The cover lot for tonight’s sale, Rising Down, set an auction record for Ethiopian-born artist Julie Mehretu titled when it achieved the strong price of $3,077,000*, over its high estimate of $3 million, after competition from four bidders. Executed in 2008 in ink and synthetic polymer paint on canvas, the monumental work (243.8cm x 365.8cm) is one of the most visually arresting works ever produced by the artist.
Four bidders competed for a commanding installation work by Minimalist artist Donald Judd, Untitled (Bernstein 90-01), dating from 1990, which achieved $3,525,000 against a high estimate of $3.5 million. Judd was one of the leading pioneers of new sculptural forms and concepts within America during the latter half of the twentieth century and this work shows his brilliantly imaginative mind at the very pinnacle of its creative powers.
Four bidders competed for a work of monumental scale by Chant Avedissian, Icons of the Nile, which set a record for a living Arab artist when it fetched $1,565,000 (est. $1/1.5 million). Created in 2010, this gouache, stencil and acrylic paint on cardboard, in one hundred and twenty parts, is the largest piece the artist has created to date. It presents a mosaic of Egyptian culture that retraces the country’s past through nostalgic imagery and iconographical motifs.

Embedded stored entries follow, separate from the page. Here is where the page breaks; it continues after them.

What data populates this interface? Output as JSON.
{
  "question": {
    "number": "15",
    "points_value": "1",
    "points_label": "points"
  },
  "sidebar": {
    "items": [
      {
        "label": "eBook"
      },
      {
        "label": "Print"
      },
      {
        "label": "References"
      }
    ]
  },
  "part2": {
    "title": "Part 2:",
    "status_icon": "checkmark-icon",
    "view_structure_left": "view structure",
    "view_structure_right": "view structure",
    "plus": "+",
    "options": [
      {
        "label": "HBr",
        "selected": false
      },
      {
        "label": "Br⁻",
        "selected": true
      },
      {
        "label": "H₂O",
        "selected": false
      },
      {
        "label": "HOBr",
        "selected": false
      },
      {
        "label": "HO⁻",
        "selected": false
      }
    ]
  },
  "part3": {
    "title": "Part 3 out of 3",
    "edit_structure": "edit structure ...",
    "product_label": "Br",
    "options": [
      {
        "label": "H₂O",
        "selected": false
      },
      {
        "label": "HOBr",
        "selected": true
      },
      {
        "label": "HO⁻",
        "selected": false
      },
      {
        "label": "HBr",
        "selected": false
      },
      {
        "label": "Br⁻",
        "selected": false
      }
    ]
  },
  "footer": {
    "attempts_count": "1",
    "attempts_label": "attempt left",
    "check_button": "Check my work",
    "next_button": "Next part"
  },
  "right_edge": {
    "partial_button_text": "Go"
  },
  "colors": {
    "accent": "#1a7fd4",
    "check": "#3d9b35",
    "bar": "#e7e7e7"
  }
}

Prominent among the group of works sold tonight is a supreme series of paintings by the influential Iranian artist Mohammed Ehsai, entitled ‘Eshgh’ or ‘Love’ and dated 2012, which fetched $437,000 (est. $300/400,000). His distinctive style is shown at its best in the ‘Eshgh’ series, which blends traditional calligraphic techniques with modern graphics.
Suspended Together fetched the remarkable sum of $329,000 (est. $100/150,000), achieving an auction record for the artist. Magnificent in scale and epic in conception, Suspended Together is one of the most important and celebrated works of Manal Al Dowayan’s career to date and the first of her installation works to appear at auction. Utterly elegiac in its beauty, the work has a distinguished exhibition history, having been displayed at major international shows, such as Edge of Arabia in Dubai and The Future of a Promise at the 54th Venice Biennale (both in 2011). A myriad of snow white porcelain doves hover in the air, the wings and body of each bird stamped with an exact reproduction of the permission document a Saudi woman needs from their male guardian to travel.

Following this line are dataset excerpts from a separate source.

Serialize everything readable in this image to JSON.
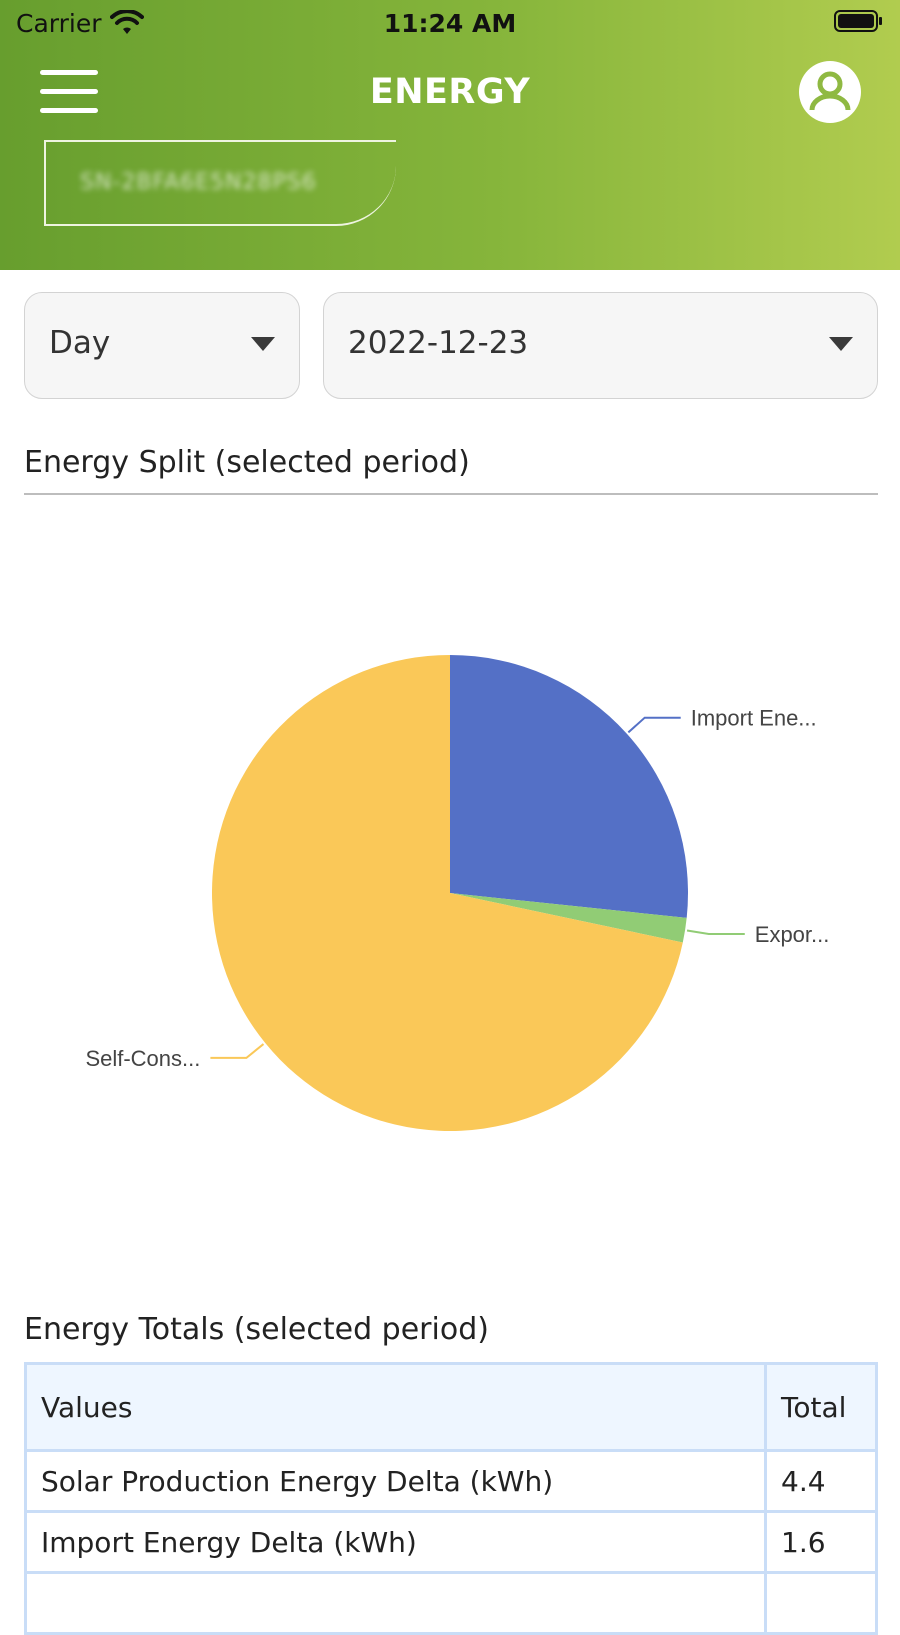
{
  "status_bar": {
    "carrier": "Carrier",
    "time": "11:24 AM"
  },
  "header": {
    "title": "ENERGY",
    "site_id": "SN-2BFA6E5N28PS6"
  },
  "filters": {
    "period": "Day",
    "date": "2022-12-23"
  },
  "energy_split": {
    "title": "Energy Split (selected period)",
    "chart_data": {
      "type": "pie",
      "slices": [
        {
          "label": "Import Ene...",
          "value": 1.6,
          "color": "#5470c6"
        },
        {
          "label": "Expor...",
          "value": 0.1,
          "color": "#91cc75"
        },
        {
          "label": "Self-Cons...",
          "value": 4.3,
          "color": "#fac858"
        }
      ]
    }
  },
  "energy_totals": {
    "title": "Energy Totals (selected period)",
    "columns": [
      "Values",
      "Total"
    ],
    "rows": [
      {
        "label": "Solar Production Energy Delta (kWh)",
        "total": "4.4"
      },
      {
        "label": "Import Energy Delta (kWh)",
        "total": "1.6"
      }
    ]
  }
}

Ya’illahi (Dear Lord), one of the most important paintings ever to come to auction by Ayman Baalbaki, achieved a record for the artist when it reached a final sum of $377,000 (est. $100/150,000). Depicting the shrouded face of a lone, heroic figure gazing up to the skies, the powerfully charged work explores the acute tension and ambiguity within the kaffiyeh, an everyday garment.
The highly desirable portrait by Mahmoud Said, Profil, dating from 1950, attracted competition from no fewer than five bidders and achieving $125,000, many multiples of its high estimate of $50,000.